Chart 1: PMIs have declined but remain at healthy levels as compared to history


Source: Bloomberg


In addition, the Federal Open Market Committee (FOMC) minutes released later during the month indicated the Federal Reserve members agreed that front-loading the hikes (i.e., larger hikes at the start of the cycle) would leave the bank in a favorable position to re-evaluate and readjust, if needed, later this year. This also raised market hopes that the federal Reserve is wary of the impact of policy tightening and is likely to take a cautious approach as long as the inflation trajectory remains on track.

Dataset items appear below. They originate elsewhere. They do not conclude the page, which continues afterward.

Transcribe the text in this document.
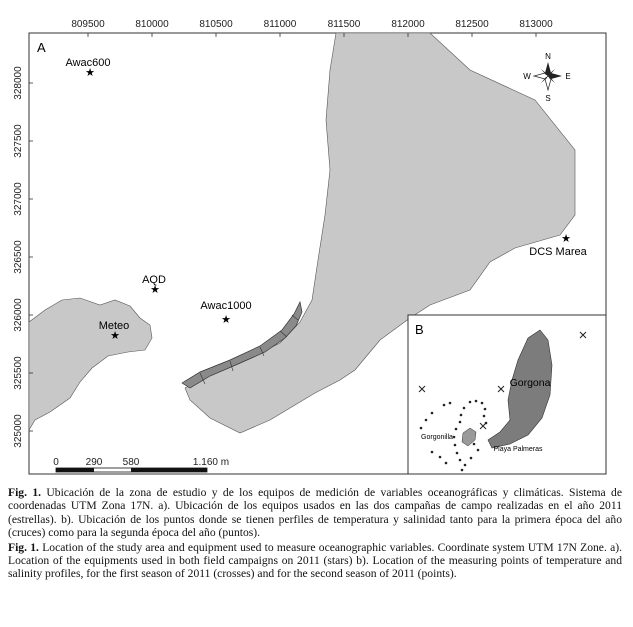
809500	810000	810500	811000	811500	812000	812500	813000
328000
327500
327000
326500
326000
325500
325000
A
★
Awac600
★
AQD
★
Awac1000
★
Meteo
★
DCS Marea
N
S
E
W
0	290 580	1.160 m
B
Gorgona
Gorgonilla
Playa Palmeras

Fig. 1. Ubicación de la zona de estudio y de los equipos de medición de variables oceanográficas y climáticas. Sistema de coordenadas UTM Zona 17N. a). Ubicación de los equipos usados en las dos campañas de campo realizadas en el año 2011 (estrellas). b). Ubicación de los puntos donde se tienen perfiles de temperatura y salinidad tanto para la primera época del año (cruces) como para la segunda época del año (puntos).

Fig. 1. Location of the study area and equipment used to measure oceanographic variables. Coordinate system UTM 17N Zone. a). Location of the equipments used in both field campaigns on 2011 (stars) b). Location of the measuring points of temperature and salinity profiles, for the first season of 2011 (crosses) and for the second season of 2011 (points).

Thus far in the cycle, the markets seem to have discounted the inflation headwinds and the policy path, in other words - the valuation multiples have contracted. As the central banks continue tightening the financial conditions, the market narrative is now beginning to focus on the impact on the real economy and, in turn, company earnings. In other words, the inflation worry is gradually giving way to growth worry as the impact of tighter financial conditions begins to take hold.


A drop in the earnings would be the second shoe to drop and strengthen the protracted bear market narrative. We think some dialing down of earnings expectations is likely as inflation eats through the companies’ margins and falling demand forces companies to reduce prices. However, unless the fall in earnings expectations is significant, this would be consistent with the narrative of moderating economic activity and align with the Fed’s objective of a softish landing, in our opinion. Rather than be in the bear camp so early in the cycle, we like to view growth and inflation as a trade-off decision, i.e., some demand destruction and not demand decimation could be enough to bring down the inflation.


We acknowledge the war in Ukraine, potential impact of unwinding ultra-loose monetary policy during the pandemic, and the zero covid goal of China; the world’s manufacturing factory, has muddied the outlook for the Fed to navigate successfully and thus increased the likelihood of a policy error. The Fed might well continue to tighten the financial conditions and put the economy into a recession, however, that seems more likely to be a 2023 scenario, in our view. In the interim, moderating inflation put together with moderating economic activity thereby giving the Fed a reason to potentially go slow on the hike path could give tailwinds to the risk assets.